There is a graph for txpool_validations_scheduled node metric
During our testing, we are spamming one of the gateways with a lot of balance.transfer calls, client was located in Europe in all the following steps, except (3).
(Load script code: benchmark.ts · GitHub)
We started with parachain-gateway-usa🇺🇸 as our first target, and everything went smoothly; collators handled every transaction (first spike on the graph, 1).
Then we proceeded with parachain-gateway-kor🇰🇷, and everything went well (second spike, 2).
Then we retried with parachain-gateway-usa🇺🇸 again, but with the client located in North America, resulting in success (third spike, 3).

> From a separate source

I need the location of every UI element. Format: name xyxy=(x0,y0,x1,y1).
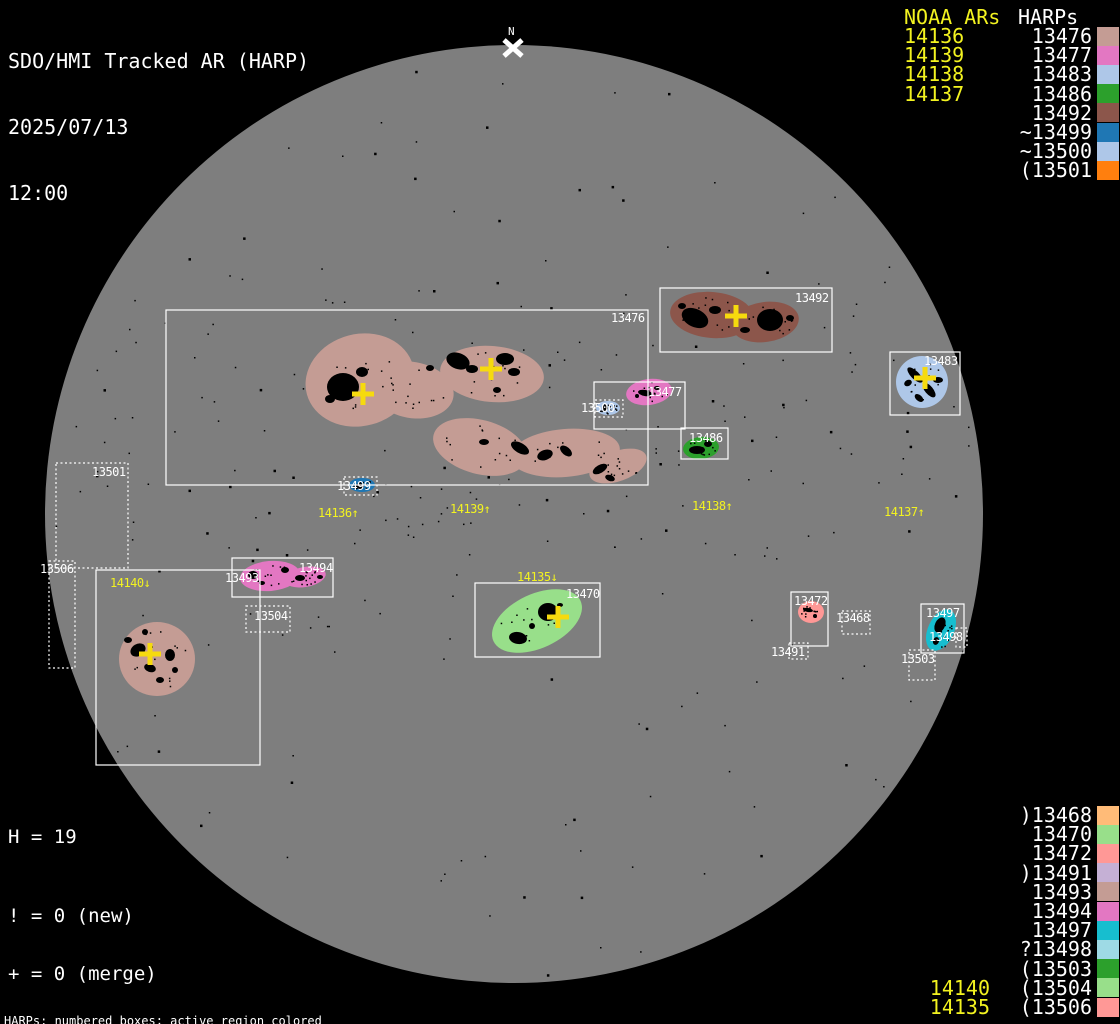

The sender location doesn’t make a difference.
But then, interesting things started to happen.
During parachain-gateway-deu🇩🇪 testing (orange line on the graph), we filled the transaction pool with transactions (4), and collators executed a couple of transactions… And then, the rest of the transactions were stuck in the loop on the gateway, revalidating and moving from Ready state to Future state and vice-versa (spiky orange line on the graph, 5).
Then we restarted parachain-gateway-kor🇰🇷 (6), collators executed another part of the initial batch of transactions, and the rest were stuck in the same loop again. Now there are two nodes in this loop: parachain-gateway-deu🇩🇪 and parachain-gateway-kor🇰🇷. (7)

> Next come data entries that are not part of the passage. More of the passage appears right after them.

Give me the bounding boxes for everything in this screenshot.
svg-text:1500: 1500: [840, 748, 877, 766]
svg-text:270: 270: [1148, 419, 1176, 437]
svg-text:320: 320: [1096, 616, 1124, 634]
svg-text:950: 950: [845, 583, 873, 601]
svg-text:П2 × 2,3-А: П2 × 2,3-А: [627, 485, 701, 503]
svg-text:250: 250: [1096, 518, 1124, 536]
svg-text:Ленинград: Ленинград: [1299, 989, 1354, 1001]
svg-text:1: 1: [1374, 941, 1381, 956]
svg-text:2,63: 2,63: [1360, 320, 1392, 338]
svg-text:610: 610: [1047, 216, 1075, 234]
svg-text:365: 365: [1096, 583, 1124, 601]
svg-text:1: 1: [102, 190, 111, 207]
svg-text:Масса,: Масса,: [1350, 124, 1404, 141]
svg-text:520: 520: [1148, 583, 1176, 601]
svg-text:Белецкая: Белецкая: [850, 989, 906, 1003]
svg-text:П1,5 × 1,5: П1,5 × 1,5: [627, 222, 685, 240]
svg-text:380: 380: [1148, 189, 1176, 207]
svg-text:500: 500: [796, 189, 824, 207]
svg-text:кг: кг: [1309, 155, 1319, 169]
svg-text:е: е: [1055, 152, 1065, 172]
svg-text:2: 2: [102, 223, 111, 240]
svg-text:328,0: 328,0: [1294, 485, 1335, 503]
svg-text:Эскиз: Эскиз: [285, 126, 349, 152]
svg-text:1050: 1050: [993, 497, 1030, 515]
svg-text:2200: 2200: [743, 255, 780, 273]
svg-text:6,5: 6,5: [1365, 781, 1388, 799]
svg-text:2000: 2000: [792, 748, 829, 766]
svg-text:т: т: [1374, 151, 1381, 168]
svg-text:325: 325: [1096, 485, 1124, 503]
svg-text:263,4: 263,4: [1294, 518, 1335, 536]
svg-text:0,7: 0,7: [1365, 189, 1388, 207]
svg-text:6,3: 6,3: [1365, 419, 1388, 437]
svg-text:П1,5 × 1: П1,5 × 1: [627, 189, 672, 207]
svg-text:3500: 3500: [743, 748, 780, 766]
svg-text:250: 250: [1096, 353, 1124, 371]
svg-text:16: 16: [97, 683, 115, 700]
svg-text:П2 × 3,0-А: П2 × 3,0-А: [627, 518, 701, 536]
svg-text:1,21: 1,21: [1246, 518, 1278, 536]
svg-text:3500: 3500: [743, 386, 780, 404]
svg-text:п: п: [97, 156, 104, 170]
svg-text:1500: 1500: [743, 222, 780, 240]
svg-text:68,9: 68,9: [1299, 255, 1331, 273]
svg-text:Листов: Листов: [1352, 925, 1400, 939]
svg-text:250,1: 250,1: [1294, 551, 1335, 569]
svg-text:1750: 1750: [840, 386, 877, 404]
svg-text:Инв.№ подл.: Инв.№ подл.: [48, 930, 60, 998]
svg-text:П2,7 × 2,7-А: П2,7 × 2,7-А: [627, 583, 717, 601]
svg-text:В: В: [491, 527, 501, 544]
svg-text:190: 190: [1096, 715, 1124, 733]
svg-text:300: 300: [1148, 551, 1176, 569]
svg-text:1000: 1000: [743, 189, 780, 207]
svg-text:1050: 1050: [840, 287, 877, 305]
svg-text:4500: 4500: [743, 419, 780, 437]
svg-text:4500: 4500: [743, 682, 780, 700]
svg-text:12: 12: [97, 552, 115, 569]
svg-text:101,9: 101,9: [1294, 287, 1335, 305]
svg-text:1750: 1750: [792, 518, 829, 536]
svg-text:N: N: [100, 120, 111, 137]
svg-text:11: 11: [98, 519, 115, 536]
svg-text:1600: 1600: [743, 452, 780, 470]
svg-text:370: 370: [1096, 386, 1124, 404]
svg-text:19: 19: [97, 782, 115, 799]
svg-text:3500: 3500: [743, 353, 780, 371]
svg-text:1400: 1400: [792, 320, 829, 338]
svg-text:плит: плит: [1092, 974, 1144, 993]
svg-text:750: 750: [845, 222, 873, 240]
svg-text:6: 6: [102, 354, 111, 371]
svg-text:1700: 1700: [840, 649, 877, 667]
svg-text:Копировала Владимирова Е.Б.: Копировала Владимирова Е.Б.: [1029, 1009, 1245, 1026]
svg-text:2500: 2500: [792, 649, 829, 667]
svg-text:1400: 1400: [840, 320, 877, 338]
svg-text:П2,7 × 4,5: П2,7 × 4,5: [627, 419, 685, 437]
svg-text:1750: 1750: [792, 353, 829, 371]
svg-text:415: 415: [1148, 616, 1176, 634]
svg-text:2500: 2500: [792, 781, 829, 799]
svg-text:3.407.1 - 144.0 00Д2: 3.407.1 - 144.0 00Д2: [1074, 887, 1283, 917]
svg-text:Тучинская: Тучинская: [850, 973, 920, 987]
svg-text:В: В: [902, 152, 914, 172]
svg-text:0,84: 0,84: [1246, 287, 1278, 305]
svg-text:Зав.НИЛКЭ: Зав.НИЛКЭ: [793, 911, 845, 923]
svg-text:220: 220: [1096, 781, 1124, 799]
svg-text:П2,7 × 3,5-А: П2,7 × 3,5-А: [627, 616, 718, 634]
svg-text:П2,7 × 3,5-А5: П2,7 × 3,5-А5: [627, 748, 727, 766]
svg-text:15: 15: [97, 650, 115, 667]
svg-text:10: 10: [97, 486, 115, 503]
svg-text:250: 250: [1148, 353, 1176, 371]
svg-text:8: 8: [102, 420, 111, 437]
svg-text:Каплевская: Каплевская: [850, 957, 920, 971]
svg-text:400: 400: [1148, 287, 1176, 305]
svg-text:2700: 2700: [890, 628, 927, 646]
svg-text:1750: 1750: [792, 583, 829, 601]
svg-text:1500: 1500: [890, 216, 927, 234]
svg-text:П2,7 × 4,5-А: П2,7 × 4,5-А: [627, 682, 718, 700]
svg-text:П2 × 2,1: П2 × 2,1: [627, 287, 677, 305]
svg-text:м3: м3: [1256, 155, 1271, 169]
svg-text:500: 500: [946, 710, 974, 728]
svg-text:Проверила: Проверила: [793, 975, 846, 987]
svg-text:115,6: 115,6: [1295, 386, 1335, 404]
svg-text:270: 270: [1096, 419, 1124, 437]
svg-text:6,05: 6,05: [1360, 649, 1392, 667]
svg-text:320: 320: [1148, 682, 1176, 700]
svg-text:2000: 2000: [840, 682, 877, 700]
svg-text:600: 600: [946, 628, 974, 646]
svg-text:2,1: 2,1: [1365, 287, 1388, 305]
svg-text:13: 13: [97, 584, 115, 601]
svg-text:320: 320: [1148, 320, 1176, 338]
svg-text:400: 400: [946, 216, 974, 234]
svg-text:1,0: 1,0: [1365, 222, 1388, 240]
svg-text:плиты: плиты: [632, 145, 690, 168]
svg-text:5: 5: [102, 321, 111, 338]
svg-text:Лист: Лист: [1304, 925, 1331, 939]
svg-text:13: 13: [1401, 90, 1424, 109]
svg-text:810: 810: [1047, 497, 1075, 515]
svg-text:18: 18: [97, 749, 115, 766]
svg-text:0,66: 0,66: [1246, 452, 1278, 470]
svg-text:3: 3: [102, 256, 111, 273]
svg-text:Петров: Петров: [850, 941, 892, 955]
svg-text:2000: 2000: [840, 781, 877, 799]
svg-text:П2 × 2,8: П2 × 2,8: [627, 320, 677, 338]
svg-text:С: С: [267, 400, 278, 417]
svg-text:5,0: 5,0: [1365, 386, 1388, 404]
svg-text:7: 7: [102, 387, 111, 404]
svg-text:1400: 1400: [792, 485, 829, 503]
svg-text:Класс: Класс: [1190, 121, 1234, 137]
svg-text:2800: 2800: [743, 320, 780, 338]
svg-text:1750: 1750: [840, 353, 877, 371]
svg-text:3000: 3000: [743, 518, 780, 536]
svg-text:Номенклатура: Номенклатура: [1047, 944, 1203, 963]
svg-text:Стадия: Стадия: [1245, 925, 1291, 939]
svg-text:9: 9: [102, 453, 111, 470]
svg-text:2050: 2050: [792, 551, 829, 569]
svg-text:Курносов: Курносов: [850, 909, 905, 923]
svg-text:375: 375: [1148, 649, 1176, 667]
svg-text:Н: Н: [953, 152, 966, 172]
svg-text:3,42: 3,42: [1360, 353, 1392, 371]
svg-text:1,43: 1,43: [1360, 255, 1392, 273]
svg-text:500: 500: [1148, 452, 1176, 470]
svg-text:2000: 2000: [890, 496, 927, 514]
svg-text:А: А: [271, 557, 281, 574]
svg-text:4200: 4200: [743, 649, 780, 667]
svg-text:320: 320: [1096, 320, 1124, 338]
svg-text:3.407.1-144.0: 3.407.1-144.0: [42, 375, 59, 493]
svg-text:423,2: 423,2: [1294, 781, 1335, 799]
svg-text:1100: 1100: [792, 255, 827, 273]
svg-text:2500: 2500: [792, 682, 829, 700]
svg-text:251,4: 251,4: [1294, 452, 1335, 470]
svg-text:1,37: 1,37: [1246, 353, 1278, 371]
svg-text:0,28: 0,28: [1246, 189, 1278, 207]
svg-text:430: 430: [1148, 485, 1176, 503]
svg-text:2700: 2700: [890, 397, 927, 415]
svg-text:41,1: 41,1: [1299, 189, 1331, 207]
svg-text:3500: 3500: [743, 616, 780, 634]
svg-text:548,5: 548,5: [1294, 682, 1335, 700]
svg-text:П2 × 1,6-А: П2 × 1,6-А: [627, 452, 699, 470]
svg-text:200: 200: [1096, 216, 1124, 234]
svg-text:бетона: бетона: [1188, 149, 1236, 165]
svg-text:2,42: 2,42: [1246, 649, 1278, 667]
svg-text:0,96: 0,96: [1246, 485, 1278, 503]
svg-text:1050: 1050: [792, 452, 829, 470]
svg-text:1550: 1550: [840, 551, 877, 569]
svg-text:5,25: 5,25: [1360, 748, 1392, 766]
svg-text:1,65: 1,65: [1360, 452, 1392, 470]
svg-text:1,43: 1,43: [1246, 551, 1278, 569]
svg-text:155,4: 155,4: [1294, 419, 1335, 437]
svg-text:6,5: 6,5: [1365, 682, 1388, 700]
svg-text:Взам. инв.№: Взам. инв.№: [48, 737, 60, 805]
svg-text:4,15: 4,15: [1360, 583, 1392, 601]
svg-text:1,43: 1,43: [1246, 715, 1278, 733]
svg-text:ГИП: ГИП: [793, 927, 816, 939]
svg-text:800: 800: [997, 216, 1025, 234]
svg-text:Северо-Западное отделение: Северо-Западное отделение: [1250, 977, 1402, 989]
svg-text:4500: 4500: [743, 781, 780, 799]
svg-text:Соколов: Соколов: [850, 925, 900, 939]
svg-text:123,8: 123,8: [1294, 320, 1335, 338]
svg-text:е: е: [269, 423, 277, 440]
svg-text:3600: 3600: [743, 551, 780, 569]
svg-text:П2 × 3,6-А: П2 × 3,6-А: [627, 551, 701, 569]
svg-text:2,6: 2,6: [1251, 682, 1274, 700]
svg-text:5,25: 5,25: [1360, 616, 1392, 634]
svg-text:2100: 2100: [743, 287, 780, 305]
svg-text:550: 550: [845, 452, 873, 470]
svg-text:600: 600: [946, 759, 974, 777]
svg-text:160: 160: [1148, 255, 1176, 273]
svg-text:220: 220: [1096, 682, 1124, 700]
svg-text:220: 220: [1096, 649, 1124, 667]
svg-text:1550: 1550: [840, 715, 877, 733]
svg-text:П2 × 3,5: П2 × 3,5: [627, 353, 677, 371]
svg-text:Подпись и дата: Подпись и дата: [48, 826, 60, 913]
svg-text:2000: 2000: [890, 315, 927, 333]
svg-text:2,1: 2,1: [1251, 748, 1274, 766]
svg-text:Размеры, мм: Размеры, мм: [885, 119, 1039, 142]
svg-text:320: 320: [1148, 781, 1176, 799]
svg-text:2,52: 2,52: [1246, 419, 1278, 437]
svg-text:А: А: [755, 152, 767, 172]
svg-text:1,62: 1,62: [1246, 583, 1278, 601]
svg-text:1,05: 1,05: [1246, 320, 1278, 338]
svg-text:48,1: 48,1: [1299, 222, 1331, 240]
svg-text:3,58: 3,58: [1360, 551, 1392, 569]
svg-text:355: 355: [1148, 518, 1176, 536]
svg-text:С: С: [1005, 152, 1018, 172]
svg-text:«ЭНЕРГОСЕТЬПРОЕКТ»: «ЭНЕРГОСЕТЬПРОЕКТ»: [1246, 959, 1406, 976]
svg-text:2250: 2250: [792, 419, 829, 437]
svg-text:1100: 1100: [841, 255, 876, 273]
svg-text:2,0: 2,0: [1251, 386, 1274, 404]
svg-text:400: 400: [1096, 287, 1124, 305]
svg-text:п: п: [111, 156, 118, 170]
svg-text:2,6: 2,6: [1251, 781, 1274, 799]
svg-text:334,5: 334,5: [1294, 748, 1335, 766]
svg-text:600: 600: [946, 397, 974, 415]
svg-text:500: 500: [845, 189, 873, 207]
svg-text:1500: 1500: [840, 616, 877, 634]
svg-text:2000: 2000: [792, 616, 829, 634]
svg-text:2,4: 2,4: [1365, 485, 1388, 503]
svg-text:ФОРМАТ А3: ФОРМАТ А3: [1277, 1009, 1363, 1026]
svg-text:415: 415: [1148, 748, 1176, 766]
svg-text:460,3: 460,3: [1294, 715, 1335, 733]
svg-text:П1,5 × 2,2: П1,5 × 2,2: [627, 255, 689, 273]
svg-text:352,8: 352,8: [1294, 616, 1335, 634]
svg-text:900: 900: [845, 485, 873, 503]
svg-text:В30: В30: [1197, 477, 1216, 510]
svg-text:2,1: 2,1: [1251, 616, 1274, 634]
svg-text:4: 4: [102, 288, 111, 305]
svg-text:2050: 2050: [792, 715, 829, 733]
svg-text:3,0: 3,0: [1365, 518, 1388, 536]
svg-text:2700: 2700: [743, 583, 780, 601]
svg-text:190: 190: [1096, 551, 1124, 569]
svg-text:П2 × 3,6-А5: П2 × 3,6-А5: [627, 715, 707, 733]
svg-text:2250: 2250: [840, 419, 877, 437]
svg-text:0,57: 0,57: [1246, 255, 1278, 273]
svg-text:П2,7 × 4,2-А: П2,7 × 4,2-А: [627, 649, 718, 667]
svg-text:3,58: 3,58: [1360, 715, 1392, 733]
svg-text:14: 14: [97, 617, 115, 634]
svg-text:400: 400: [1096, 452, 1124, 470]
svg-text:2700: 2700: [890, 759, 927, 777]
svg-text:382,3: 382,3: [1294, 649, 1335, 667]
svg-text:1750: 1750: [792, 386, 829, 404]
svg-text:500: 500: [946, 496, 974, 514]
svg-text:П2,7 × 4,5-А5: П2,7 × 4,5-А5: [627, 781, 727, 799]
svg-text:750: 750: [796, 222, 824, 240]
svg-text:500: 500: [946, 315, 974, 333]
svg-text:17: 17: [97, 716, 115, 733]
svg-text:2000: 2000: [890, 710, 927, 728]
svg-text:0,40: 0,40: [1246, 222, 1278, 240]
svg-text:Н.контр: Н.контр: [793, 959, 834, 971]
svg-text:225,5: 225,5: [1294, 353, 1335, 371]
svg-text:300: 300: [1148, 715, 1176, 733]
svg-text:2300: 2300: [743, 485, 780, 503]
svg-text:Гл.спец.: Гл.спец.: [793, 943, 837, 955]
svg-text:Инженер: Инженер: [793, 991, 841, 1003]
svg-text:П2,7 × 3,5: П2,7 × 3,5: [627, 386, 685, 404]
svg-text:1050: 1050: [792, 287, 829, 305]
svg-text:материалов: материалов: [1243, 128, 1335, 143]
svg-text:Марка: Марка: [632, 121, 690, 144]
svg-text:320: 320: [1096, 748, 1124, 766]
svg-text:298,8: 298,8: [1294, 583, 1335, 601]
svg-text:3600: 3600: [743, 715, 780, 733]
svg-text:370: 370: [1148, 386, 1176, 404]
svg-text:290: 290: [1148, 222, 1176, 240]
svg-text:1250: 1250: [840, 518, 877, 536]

Then parachain-gateway-usa🇺🇸, and the same story as with parachain-gateway-kor🇰🇷 (8)
Then parachain-archive (9), and there were no transactions executed at all. So restarting a gateway works as a pump; restarted gateway gathers some part of the transaction pool, manages to send some of them to the collator and then stops for some reason?
And finally, we restarted parachain-collator-deu🇩🇪 (10), and every transaction was finally processed (11).
This behaviour is reproducible, and we have found that adding 100ms latency to parachain-gateway-deu🇩🇪 network makes this issue go away.
Summary
parachain-gateway-deu🇩🇪 getting stuck under load, and only collator restart helps to resolve this issue.
We also tested with transactions sent from Europe and North America with the same result (to parachain-gateway-deu🇩🇪 in both cases); sender location doesn’t make a difference; only transactions sent toparachain-gateway-deu🇩🇪 getting stuck.
What might be the cause of this behaviour? What can we do to prevent the malicious actor from making our gateways stuck in this state?